Pompeii – etched in stone and more

Mt. Vesuvius

Photo Credit: David Pirmann

Names all too often conjure vivid images in our minds.  When these are the names of places – real or mythical, historical or present day – these images can get richer still. For me personally, few can compete with what the single word Pompeii brings to mind. Visitors to Pompeii are witness to a day, from nearly 2000 years ago, frozen in time. A tableau of people,  not unlike ourselves, homes and an entire town, frozen. Even today many years after my first visit to Pompeii my mind and heart are filled with so many questions and a sadness for lives interrupted and stories untold.

Nearly 2.5 million tourists visit Pompeii every year – a sign that it holds a unique fascination in the minds of people the world over (compare this with the 3 million visitors to the Taj Mahal and the 4 million visitors to the Colosseum in Rome each year). What happened in the course of a single day in 79 AD captivates the imagination not just because of the suddenness and violence of the catastrophe, but equally because of the sheer humanness of the spectacle.

What makes Pompeii such an interesting subject for both writers and readers is the number of unanswered questions that surround it. Did it indeed take place in August of 79AD as Pliny the Younger wrote or later that year? Who are the people – nobility, commoners or slaves whose bodies have been frozen in place by the volcanic ash at the time of their deaths?  Why were they there that day and what were their stories?

A Day of FireThe ruins of Pompeii are a preternaturally preserved snapshot of a day in the life of ordinary folk from centuries ago – but a day unlike any other, a day that ended tragically for the inhabitants.  This is the world that Pliny the Younger tries to describe in his letters about the event and the way in which it claimed his own uncle, Pliny the Elder. And this is the world that the six authors of Pompeii — A Day of Fire try to imagine as they recount the unfolding of that fateful day through the eyes of their all too human protagonists. As Vesuvius erupts and an avalanche of pumice stones and ash engulfs the town, every one of its residents is affected – some die instantaneously, others perish while trying to escape, and a lucky few miraculously survive.

The six stories follow their respective actors – young men and women, legionaries and senators, mothers and priestesses, patricians and slaves – in an interwoven tale that shares a common time span and backdrop. Each of them has their own personal story arc, which inevitably intersects with some of the others (being townspeople caught up in a common tragedy), and each story comes face-to-face with the same violent reality. There is a visceral sense, in this anthology, of drama, impending peril, and nature’s raw force. Against this backdrop, the characters are etched so sharply, that they almost congeal into the real-life plaster casts from the archaeological excavations. It is not hard to imagine “the beggar,” “the pregnant mother,” or “the slave,” being among the characters featured in these stories.

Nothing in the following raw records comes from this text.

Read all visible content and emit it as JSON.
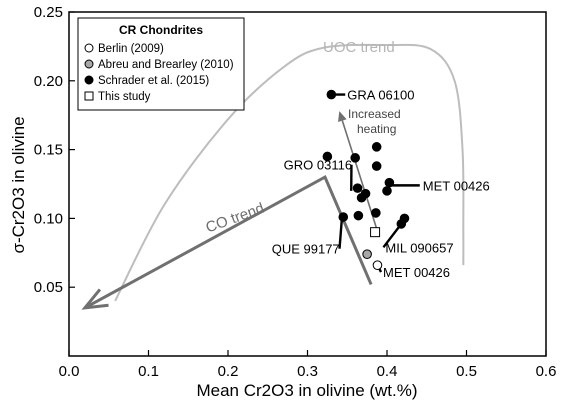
{
  "chart_data": {
    "type": "scatter",
    "title": "",
    "xlabel": "Mean Cr2O3 in olivine (wt.%)",
    "ylabel": "σ-Cr2O3 in olivine",
    "xlim": [
      0,
      0.6
    ],
    "ylim": [
      0,
      0.25
    ],
    "x_ticks": [
      "0.0",
      "0.1",
      "0.2",
      "0.3",
      "0.4",
      "0.5",
      "0.6"
    ],
    "y_ticks": [
      "0.05",
      "0.10",
      "0.15",
      "0.20",
      "0.25"
    ],
    "grid": false,
    "legend": {
      "title": "CR Chondrites",
      "placement": "top-left",
      "entries": [
        {
          "label": "Berlin (2009)",
          "marker": "open-circle"
        },
        {
          "label": "Abreu and Brearley (2010)",
          "marker": "gray-circle"
        },
        {
          "label": "Schrader et al. (2015)",
          "marker": "filled-circle"
        },
        {
          "label": "This study",
          "marker": "open-square"
        }
      ]
    },
    "series": [
      {
        "name": "Berlin (2009)",
        "marker": "open-circle",
        "points": [
          [
            0.388,
            0.066
          ]
        ]
      },
      {
        "name": "Abreu and Brearley (2010)",
        "marker": "gray-circle",
        "points": [
          [
            0.375,
            0.074
          ]
        ]
      },
      {
        "name": "Schrader et al. (2015)",
        "marker": "filled-circle",
        "points": [
          [
            0.33,
            0.19
          ],
          [
            0.325,
            0.145
          ],
          [
            0.387,
            0.152
          ],
          [
            0.36,
            0.144
          ],
          [
            0.387,
            0.138
          ],
          [
            0.363,
            0.122
          ],
          [
            0.373,
            0.118
          ],
          [
            0.368,
            0.115
          ],
          [
            0.345,
            0.101
          ],
          [
            0.364,
            0.102
          ],
          [
            0.386,
            0.104
          ],
          [
            0.4,
            0.12
          ],
          [
            0.403,
            0.126
          ],
          [
            0.422,
            0.1
          ],
          [
            0.418,
            0.096
          ]
        ]
      },
      {
        "name": "This study",
        "marker": "open-square",
        "points": [
          [
            0.385,
            0.09
          ]
        ]
      }
    ],
    "trend_lines": [
      {
        "name": "UOC trend",
        "color": "#bdbdbd",
        "points": [
          [
            0.058,
            0.04
          ],
          [
            0.12,
            0.11
          ],
          [
            0.2,
            0.172
          ],
          [
            0.27,
            0.21
          ],
          [
            0.32,
            0.224
          ],
          [
            0.4,
            0.226
          ],
          [
            0.455,
            0.223
          ],
          [
            0.485,
            0.2
          ],
          [
            0.495,
            0.15
          ],
          [
            0.496,
            0.09
          ],
          [
            0.496,
            0.066
          ]
        ]
      },
      {
        "name": "CO trend",
        "color": "#707070",
        "points": [
          [
            0.38,
            0.052
          ],
          [
            0.322,
            0.13
          ],
          [
            0.02,
            0.035
          ]
        ]
      }
    ],
    "arrow": {
      "label_lines": [
        "Increased",
        "heating"
      ],
      "from": [
        0.39,
        0.087
      ],
      "to": [
        0.34,
        0.178
      ],
      "color": "#707070"
    },
    "annotations": [
      {
        "text": "GRA 06100",
        "x": 0.35,
        "y": 0.19,
        "point": [
          0.33,
          0.19
        ]
      },
      {
        "text": "GRO 03116",
        "x": 0.27,
        "y": 0.139,
        "point": [
          0.355,
          0.12
        ]
      },
      {
        "text": "MET 00426",
        "x": 0.445,
        "y": 0.124,
        "point": [
          0.405,
          0.124
        ]
      },
      {
        "text": "QUE 99177",
        "x": 0.255,
        "y": 0.078,
        "point": [
          0.343,
          0.098
        ]
      },
      {
        "text": "MIL 090657",
        "x": 0.398,
        "y": 0.079,
        "point": [
          0.418,
          0.096
        ]
      },
      {
        "text": "MET 00426",
        "x": 0.395,
        "y": 0.061,
        "point": [
          0.388,
          0.066
        ]
      }
    ],
    "colors": {
      "axis": "#000000",
      "gray_marker": "#a8a8a8"
    }
  }
}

Fast forward 2000 years to the present, and we find that while imagination is undoubtedly powerful, so are the tools of science. And the many scientists who have been working on reconstructing that day from centuries ago are gradually piecing together an image and a tableau that is every bit as fascinating as what the authors of Pompeii – A Day of Fire have created. Using computerized tomography, teams of archeologists, anthropologists, radiologists, and restorers, have been studying the casts and artifacts from the ruins to reconstruct the habits and lifestyles of the residents of Pompeii. What is emerging is a picture of the victims representing a relatively normal distribution of humanity. For example, the team used the surprisingly well-preserved dental remains to estimate the age of the victims and the probable nature of their diet. In another case, evidence from the casts suggested that the victims were wearing fairly heavy clothing – which then called into question the long-held belief that the catastrophe happened in late August. The scientists now believe the eruption is more likely to have happened in October, in conflict with Pliny the Younger’s account. As one of their lead scientists says, “These people had lives, real stories that deserve to be told…”

Of course, present-day research raises its own questions providing future writers – especially of historical mysteries – ample room to dream up their own answers. Until then, Pompeii – A Day of Fire provides a great read for fans of history and fiction to get a sense for a day unlike any other in the lives of ancient Pompeiians.